On his way out of the town he passed over a train whose windows were lit. Inside, faces floated like small moons in their own gravity: a woman with a cardboard carrier for a cat that hated travel, a boy discovering that geography is not a school subject but a seat assignment, a man whose hands remembered a plough. The Owl wished them a safe arrival, which is also a political statement, and turned his head towards the dark ribbon of the river that never stops arguing with the sea.

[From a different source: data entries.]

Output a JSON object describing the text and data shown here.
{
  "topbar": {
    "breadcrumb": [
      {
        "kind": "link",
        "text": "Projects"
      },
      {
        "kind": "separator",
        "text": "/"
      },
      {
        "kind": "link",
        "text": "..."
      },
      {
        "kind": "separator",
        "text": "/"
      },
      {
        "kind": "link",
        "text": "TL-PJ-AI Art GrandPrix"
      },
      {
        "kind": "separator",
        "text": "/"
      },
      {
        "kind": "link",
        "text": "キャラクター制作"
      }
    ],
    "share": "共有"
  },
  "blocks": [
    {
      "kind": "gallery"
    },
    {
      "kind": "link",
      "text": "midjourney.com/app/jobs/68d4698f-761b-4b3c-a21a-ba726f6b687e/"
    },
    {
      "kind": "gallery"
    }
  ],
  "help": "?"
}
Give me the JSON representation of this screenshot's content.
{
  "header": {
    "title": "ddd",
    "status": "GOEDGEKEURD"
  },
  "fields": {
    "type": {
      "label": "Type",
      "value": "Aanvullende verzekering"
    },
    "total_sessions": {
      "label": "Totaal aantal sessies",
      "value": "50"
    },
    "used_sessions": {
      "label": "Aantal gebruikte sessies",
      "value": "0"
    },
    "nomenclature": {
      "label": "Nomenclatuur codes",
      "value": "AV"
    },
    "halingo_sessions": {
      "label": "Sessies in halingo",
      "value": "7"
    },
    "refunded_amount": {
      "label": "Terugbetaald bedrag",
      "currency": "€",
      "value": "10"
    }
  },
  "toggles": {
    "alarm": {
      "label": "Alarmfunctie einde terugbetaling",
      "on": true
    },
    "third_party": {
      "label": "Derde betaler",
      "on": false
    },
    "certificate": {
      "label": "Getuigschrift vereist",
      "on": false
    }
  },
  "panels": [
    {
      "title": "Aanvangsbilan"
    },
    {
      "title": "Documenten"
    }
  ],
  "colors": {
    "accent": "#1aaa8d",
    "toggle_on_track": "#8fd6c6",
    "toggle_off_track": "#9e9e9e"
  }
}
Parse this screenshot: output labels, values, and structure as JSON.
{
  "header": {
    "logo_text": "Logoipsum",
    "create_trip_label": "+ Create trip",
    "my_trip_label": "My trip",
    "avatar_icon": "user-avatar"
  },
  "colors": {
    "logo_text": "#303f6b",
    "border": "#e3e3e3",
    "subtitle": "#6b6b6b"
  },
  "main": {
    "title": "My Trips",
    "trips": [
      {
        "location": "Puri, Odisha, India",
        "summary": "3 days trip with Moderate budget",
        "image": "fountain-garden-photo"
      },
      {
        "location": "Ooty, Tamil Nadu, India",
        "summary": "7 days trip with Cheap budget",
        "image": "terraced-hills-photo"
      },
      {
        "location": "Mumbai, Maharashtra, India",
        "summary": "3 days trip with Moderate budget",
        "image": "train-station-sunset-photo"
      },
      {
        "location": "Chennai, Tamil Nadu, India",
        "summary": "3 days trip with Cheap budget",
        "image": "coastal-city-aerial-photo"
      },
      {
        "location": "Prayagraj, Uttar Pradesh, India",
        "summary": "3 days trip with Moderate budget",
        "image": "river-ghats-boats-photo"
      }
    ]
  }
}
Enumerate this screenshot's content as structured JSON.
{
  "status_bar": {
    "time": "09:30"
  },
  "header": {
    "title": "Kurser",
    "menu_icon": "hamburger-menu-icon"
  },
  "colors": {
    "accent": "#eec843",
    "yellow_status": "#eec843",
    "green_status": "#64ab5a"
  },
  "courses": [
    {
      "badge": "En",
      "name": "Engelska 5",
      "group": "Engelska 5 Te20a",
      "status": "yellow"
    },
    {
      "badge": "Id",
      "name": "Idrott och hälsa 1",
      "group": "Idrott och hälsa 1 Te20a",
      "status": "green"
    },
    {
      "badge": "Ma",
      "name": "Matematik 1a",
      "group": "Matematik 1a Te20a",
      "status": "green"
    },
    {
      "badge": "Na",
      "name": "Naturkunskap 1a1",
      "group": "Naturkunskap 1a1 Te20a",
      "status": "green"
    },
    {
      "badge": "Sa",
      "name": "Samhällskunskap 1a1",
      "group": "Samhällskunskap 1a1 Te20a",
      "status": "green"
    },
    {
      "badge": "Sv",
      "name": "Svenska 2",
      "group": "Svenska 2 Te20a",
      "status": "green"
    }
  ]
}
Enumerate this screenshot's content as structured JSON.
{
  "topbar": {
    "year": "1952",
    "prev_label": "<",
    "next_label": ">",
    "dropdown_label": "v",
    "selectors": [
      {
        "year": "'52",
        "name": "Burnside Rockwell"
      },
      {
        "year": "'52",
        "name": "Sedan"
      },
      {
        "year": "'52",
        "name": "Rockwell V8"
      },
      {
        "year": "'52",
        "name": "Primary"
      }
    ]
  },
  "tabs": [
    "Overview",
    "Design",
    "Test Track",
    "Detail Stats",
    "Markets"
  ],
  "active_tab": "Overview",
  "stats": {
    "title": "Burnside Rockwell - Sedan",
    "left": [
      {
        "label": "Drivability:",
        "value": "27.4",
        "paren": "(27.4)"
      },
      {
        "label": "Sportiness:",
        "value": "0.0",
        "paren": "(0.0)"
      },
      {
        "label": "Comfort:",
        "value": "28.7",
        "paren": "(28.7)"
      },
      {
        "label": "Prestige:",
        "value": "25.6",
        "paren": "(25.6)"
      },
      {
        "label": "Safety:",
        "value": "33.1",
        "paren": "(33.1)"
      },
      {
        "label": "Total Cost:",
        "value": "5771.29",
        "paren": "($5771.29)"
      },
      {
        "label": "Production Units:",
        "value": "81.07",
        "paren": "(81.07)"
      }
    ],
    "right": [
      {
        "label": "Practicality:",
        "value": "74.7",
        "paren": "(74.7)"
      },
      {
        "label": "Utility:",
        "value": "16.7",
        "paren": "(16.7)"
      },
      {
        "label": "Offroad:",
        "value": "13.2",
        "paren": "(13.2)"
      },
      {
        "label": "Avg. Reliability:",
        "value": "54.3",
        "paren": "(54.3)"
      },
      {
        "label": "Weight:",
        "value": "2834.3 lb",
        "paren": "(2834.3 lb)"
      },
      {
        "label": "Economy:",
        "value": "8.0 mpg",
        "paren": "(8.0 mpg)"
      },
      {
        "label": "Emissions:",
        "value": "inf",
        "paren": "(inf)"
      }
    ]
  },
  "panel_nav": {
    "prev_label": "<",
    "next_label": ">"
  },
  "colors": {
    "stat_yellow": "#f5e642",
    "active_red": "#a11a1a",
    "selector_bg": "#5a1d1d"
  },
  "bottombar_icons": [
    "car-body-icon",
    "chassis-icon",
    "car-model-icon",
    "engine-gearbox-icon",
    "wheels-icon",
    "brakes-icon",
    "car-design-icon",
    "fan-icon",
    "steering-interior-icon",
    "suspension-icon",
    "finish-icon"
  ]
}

If you ask him, months later, what lesson he carried away balanced between his wings, he will tell you that the world is quite serious about righteousness in the abstract and quite practical about righteousness in the specific. That every headline belongs to the brave and every footnote to the careful. That wars are settled, if they are settled at all, by a confession no one prints: the cost has exceeded the appetite. And that for all the speeches about eras and orders, most of us still measure the world by whether the kettle boils when we ask it to.

He will also tell you that he believes in the picnic on that wall. Not as metaphor, but as logistics: someone must pack the bread and someone must secure the meadow and someone must persuade the ants to mind their manners. In that division of labour there will be roles for America and India and China and NATO and the rest, each bringing what they have always brought—weight, balance, calculation, noise—and perhaps, if fortune is in a forgiving mood, a small willingness to be bored by the absence of explosions. The Owl approves of boredom. It allows children to grow and bakers to take days off and statues to wear scarves for fashion instead of for shrapnel.

And so he leaves Europe for the night with that unfashionable hope tucked where a pocket would be, returning to the old tree from which he watches old continents make new mistakes. He has no final line, not one that fits on a banner. He only has a habit: to come back at dawn and count chimneys, to see how many are still standing, and to say, when one more than yesterday is there, that this too resembles victory.